Division of Nephrology, Department of Medicine, McMaster University, Hamilton, Ontario, Canada.
Institute for Clinical Evaluative Sciences, London, Ontario, Canada.
J Am Heart Assoc. 2017 Jul 6;6(7):e005685. doi: 10.1161/JAHA.117.005685.
Early evidence suggests proteinuria is independently associated with incident atrial fibrillation (AF). We sought to investigate whether the association of proteinuria with incident AF is altered by kidney function.
Retrospective cohort study using administrative healthcare databases in Ontario, Canada (2002-2015). A total of 736 666 patients aged ≥40 years not receiving dialysis and with no previous history of AF were included. Proteinuria was defined using the urine albumin-to-creatinine ratio (ACR) and kidney function by the estimated glomerular filtration rate (eGFR). The primary outcome was time to AF. Cox proportional models were used to determine the hazard ratio for AF censored for death, dialysis, kidney transplant, or end of follow-up. Fine and Grey models were used to determine the subdistribution hazard ratio for AF, with death as a competing event. Median follow-up was 6 years and 44 809 patients developed AF. In adjusted models, ACR and eGFR were associated with AF (<0.0001). The association of proteinuria with AF differed based on kidney function (ACR × eGFR interaction, <0.0001). Overt proteinuria (ACR, 120 mg/mmol) was associated with greater AF risk in patients with intact (eGFR, 120) versus reduced (eGFR, 30) kidney function (adjusted hazard ratios, 4.5 [95% CI, 4.0-5.1] and 2.6 [95% CI, 2.4-2.8], respectively; referent ACR 0 and eGFR 120). Results were similar in competing risk analyses.

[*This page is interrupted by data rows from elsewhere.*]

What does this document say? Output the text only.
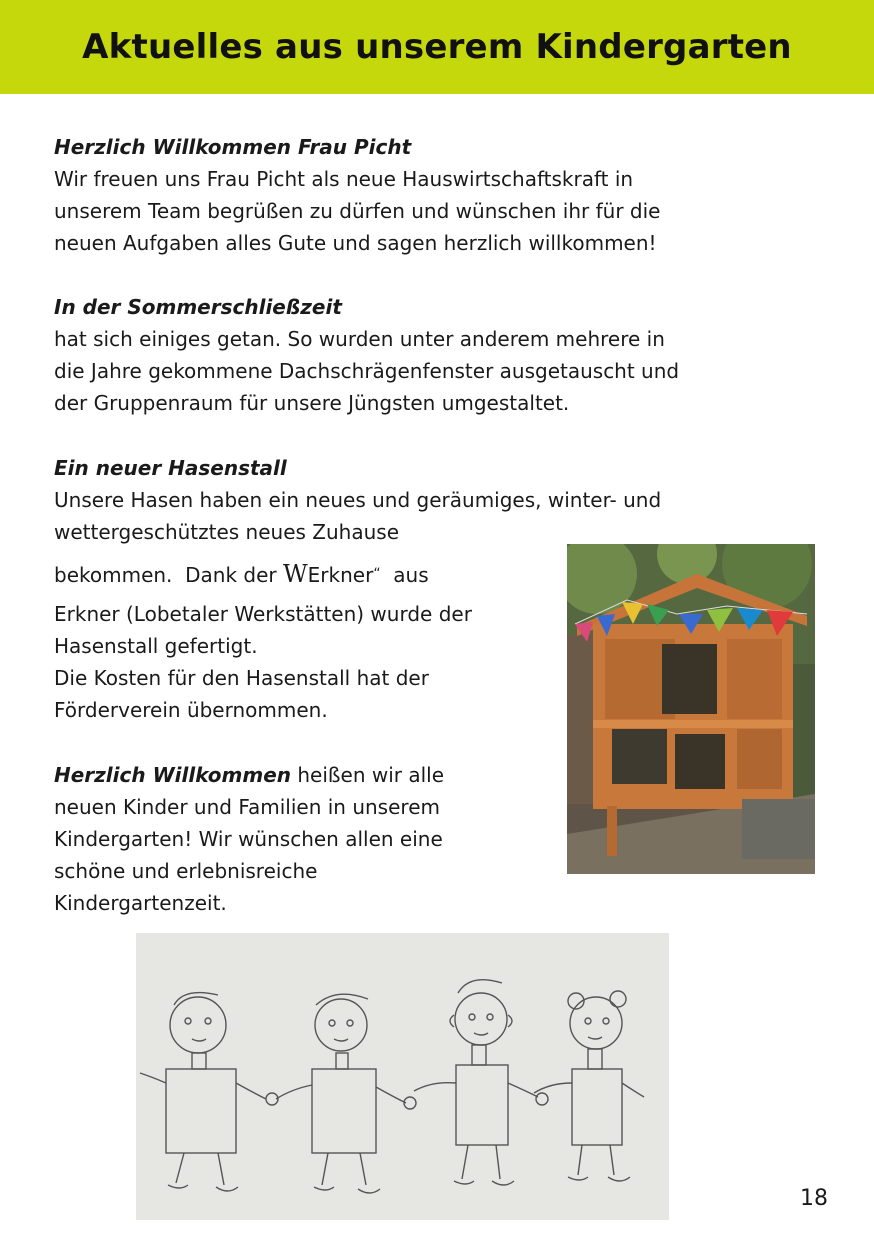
Aktuelles aus unserem Kindergarten
Herzlich Willkommen Frau Picht
Wir freuen uns Frau Picht als neue Hauswirtschaftskraft in
unserem Team begrüßen zu dürfen und wünschen ihr für die
neuen Aufgaben alles Gute und sagen herzlich willkommen!
In der Sommerschließzeit
hat sich einiges getan. So wurden unter anderem mehrere in
die Jahre gekommene Dachschrägenfenster ausgetauscht und
der Gruppenraum für unsere Jüngsten umgestaltet.
Ein neuer Hasenstall
Unsere Hasen haben ein neues und geräumiges, winter- und
wettergeschütztes neues Zuhause
bekommen.  Dank der WErkner“  aus
Erkner (Lobetaler Werkstätten) wurde der
Hasenstall gefertigt.
Die Kosten für den Hasenstall hat der
Förderverein übernommen.
Herzlich Willkommen heißen wir alle
neuen Kinder und Familien in unserem
Kindergarten! Wir wünschen allen eine
schöne und erlebnisreiche
Kindergartenzeit.
18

Proteinuria increases the risk of incident AF markedly in patients with intact kidney function compared with those with decreased kidney function. Screening and preventative strategies should consider proteinuria as an independent risk factor for AF.
早期证据表明蛋白尿与房颤(AF)的发生独立相关。我们试图研究蛋白尿与房颤发生的相关性是否因肾功能而改变。
这是一项使用加拿大安大略省的医疗保健管理数据库进行的回顾性队列研究(2002-2015 年)。共纳入 736666 名年龄≥40 岁且未接受透析且无房颤既往史的患者。蛋白尿使用尿白蛋白/肌酐比值(ACR)定义,肾功能使用估算肾小球滤过率(eGFR)定义。主要结局为房颤发生时间。Cox 比例风险模型用于确定房颤的风险比,该模型在死亡、透析、肾移植或随访结束时进行了校正。Fine 和 Grey 模型用于确定房颤的亚分布风险比,死亡作为竞争事件。中位随访时间为 6 年,44809 例患者发生房颤。在调整后的模型中,ACR 和 eGFR 与房颤相关(<0.0001)。蛋白尿与房颤的相关性取决于肾功能(ACR×eGFR 交互作用,<0.0001)。在肾功能正常(eGFR,120)的患者中,显性蛋白尿(ACR,120mg/mmol)与房颤风险增加相关,而在肾功能降低(eGFR,30)的患者中,这种相关性较弱(调整后的风险比分别为 4.5[95%CI,4.0-5.1]和 2.6[95%CI,2.4-2.8];参考 ACR 0 和 eGFR 120)。竞争风险分析的结果相似。
与肾功能降低的患者相比,肾功能正常的患者蛋白尿显著增加房颤发生的风险。筛查和预防策略应将蛋白尿视为房颤的独立危险因素。